The College Board Is Banning Students From Using Smart Glasses During the SATs


If there’s one thing that chatbots have proven, it’s that we’re in a golden era for academic cheating. And as bad as using ChatGPT to “earn” a law degree is, chatbots aren’t having all the problematic fun; we have the existential threat of using smart glasses while testing, too.

It’s not just theoretical. The prospect of students using smart glasses to cheat on tests is apparently so real that the College Board, which administers the SATs, just banned students from using smart glasses starting in the spring. Here’s the official wording from the College Board itself:

“Smart glasses are prohibited during testing. Students with prescription smart glasses will need to remove them or test another day with standard glasses.”

It’s not much in the way of backlash, but it says a lot without saying a lot. And the thing is, the College Board is absolutely justified in banning smart glasses. Having used quite a few pairs over the past year, I can say without a doubt that they’re uniquely capable cheating tools, and it’s not necessarily the screens that are the problem.

Arguably, the bigger threat is that many smart glasses are tethered to chatbots like ChatGPT or Google’s Gemini, and if you have access to chatbots, you have access to lots of answers that are technically supposed to be coming from your head, not the internet. Summoning that information is also extremely easy. Meta’s Ray-Bans, for example, can hear your voice at a very low volume, making cheating in a quiet room feasible.

Meta Ray Ban Display Review 17
© Raymond Wong / Gizmodo

Then there’s the issue of cameras. Not only do most smart glasses have voice assistants, but they also have computer vision that can take a picture of what you’re looking at and then opine on it. That particular feature could be useful for subjects like math, which may involve solving an equation based on a graph or shape—things you need to see to really grasp.

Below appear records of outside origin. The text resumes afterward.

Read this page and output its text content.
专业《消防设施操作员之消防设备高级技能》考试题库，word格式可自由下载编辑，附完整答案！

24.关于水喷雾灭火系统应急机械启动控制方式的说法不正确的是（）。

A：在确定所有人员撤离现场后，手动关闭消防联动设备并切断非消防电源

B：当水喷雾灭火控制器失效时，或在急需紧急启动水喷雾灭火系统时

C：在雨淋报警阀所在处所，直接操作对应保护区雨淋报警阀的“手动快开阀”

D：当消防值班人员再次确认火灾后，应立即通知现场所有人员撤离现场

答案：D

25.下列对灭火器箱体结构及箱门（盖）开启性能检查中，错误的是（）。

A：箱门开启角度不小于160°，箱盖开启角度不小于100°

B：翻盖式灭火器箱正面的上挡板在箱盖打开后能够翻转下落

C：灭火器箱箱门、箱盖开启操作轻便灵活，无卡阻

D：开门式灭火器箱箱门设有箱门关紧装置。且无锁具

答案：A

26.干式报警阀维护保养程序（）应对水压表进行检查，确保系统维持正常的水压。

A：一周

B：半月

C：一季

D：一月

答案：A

If you want to get really conspiratorial about it, you could also technically video call someone while you’re testing and have them tell you the answers to stuff since some smart glasses, like the Meta Ray-Ban Display, have built-in POV video calling through WhatsApp.

The fact is, there are a million ways to cheat with smart glasses, and they’re a lot harder to spot compared to using a phone, which you have to whip out of your pocket or purse and tap around on. Smart glasses are more discreet, which is appealing in some ways but also makes them threatening, especially when it comes to privacy. The Meta Ray-Ban Display are particularly discreet thanks to the included Neural Band, which lets you control the glasses by just swiping your thumb and pinching your fingers. Your hands don’t even have to be within sight of the smart glasses’ camera, either; they can be somewhere less obvious, like at your side or in the pocket of a hoodie.

There’s already precedent for students using smart glasses to cheat, by the way, so this isn’t really a strawman reaction. I am curious if the people administering the SATs will even have the wherewithal to notice a pair of smart glasses versus a regular pair, though. As someone who wears camera glasses regularly, I’m fairly certain that most people don’t even register that I have them on. Will they be checking everyone’s glasses before they take the exam? What about smart glasses like Even Realities Even G2, which don’t have cameras on them? To 99% of the people looking, they look plain as day.

It’s a whole problem, to be sure, but if there’s one thing that I’ve learned, it’s that a simple ban isn’t going to solve anything. So, I guess cheat away, kids? The chatbots might get you into a good school, but they aren’t going to save you from the scourge of insurmountable student debt.